You’ve just delivered a captivating presentation that had people hanging on your every word. Now you need to wrap it up and leave a lasting impression. After all, studies show people have an easier time recalling information presented at the beginning and end.
It’s common to field questions at the end, but this can make your presentation less memorable and derail your message. If you’re wondering how to end a presentation in a way that will engage your audience, try one of these options.
1. Tell a compelling story
Offering a compelling story is a powerful way to end your presentation, especially if it’s a personal one. Personal stories help create empathy with the audience, which makes it easier to get your key message across. As an example, health and wellness presenters will often wrap up presentations with a story about a personal health scare and how a change in their lifestyle helped them live a better life.
Try using Prezi — and in particular, the animations — to create a presentation that promotes storytelling and keeps your audience interested. By zooming in and out at specific points, you can visualize your story as you tell it, which will help people remember your presentation. Check out our previous Prezi Awards winners for great examples of visual storytelling in action.
2. Add a call to action
It’s not enough to assume your presentation will make people want to do something. Instead, you should be clear by including a call to action (CTA) at the end. Keep in mind that the CTA needs to be easily achievable and also relevant to your content. If people need to jump through hoops to do the action, then nobody will bother. Similarly, if you spent the entire time sharing a deeply personal story, then it wouldn’t be appropriate to ask people to buy your product.
3. Drop a surprising fact
You’ve followed the science behind good public speaking and have been able to maintain eye contact with your audience during your presentation. Now consider finishing your presentation with a surprising fact. Facts with statistical numbers work well to engage your audience, and you’ll likely find a variety of facts related to your presentation topic if you search online.
Be careful not to dump a bunch of numbers on the screen, though. Use the power of visuals to convey complex information in a way that’s impactful.
4. Share a quote
Using an interesting and relevant quote is a great way to end your presentation. However, to make sure the quote stays with your audience long after they leave the room, choose one they don’t hear all the time. You can ensure your quote is fresh by looking for one from a modern leader or personality rather than one from a historical figure.
Just make sure your quote goes with the theme of your presentation. Additionally, if you can tie the quote back to a personal story, you’ll leave your audience with a better grasp of the key points of your presentation.
5. Use the rule of three
The rule of three is a simple and powerful way of communicating. The idea behind the rule of three is that it’s easier for the audience to remember concepts, ideas, and beliefs when they’re presented in patterns of three. You can find the rule of three almost everywhere you look.

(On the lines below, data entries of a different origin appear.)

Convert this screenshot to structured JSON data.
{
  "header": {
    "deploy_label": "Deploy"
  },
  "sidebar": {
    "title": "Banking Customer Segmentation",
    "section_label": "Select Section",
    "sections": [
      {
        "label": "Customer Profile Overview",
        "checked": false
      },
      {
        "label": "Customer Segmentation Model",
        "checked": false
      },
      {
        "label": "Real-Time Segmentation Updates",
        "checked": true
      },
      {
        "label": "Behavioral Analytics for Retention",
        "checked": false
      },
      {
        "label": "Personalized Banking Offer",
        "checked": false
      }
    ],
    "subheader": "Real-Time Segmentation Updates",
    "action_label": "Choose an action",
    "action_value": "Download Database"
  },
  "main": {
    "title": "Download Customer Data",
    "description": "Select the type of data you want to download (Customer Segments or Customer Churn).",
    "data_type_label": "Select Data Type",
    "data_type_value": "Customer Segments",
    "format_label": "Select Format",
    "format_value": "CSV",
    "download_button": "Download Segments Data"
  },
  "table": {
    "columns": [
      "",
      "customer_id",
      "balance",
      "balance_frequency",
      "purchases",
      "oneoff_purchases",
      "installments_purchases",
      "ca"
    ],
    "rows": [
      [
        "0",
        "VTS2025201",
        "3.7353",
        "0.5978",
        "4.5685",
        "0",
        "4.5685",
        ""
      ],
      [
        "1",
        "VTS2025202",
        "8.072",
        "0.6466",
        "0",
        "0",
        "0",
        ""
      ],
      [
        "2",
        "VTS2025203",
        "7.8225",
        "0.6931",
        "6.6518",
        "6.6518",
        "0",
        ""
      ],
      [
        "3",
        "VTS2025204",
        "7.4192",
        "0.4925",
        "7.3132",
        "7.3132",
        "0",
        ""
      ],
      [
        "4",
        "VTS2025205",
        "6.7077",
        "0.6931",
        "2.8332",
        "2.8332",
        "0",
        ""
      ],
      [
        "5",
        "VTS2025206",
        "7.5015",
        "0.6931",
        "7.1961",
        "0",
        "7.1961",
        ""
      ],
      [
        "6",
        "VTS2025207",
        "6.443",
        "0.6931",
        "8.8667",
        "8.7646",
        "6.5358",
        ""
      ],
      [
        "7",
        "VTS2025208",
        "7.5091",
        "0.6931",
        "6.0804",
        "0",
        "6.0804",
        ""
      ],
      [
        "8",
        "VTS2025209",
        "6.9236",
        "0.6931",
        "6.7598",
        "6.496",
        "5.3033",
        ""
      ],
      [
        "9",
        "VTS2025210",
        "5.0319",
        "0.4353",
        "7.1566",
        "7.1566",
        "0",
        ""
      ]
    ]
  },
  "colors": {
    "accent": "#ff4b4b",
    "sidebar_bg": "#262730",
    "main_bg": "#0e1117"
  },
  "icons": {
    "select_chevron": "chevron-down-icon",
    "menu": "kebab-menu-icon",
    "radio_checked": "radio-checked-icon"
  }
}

As a real-life example of ending a presentation with the rule of three, Dianna Cohen, co-founder of the Plastic Pollution Coalition, wraps up her speeches on plastic pollution by stating, “We can save our oceans, save our planet, and save ourselves.”
6. Refer back to your opening statement
If you’re wondering how to end a presentation that’s long or includes complicated information, try referencing your opening statement. This is also a good way to signal to your audience that things are coming to a close. To make it more interesting, you can also try injecting some humor or adding some extra insight to your message.
7. Ask a rhetorical question
Just because you don’t want to end your presentation by asking your audience if they have any questions doesn’t mean you can’t finish your speech without any questions at all. Instead, consider wrapping things up by asking your audience a rhetorical question. The key thing is to make sure the question is a strong one, as you want your audience to think about the question after they leave.
8. Sum it up with a short, memorable statement
Sometimes the best way to end your presentation is with one statement that pulls everything together. To make sure the main points from your presentation stay with your audience, consider how you can condense everything into a short and memorable statement that will stick with people once they leave the room.
No matter how you conclude your presentation, the end goal is to have your audience remember your message. Use Prezi’s visual presentation format to your advantage, and emphasize the importance of your message when you choose how to end a presentation.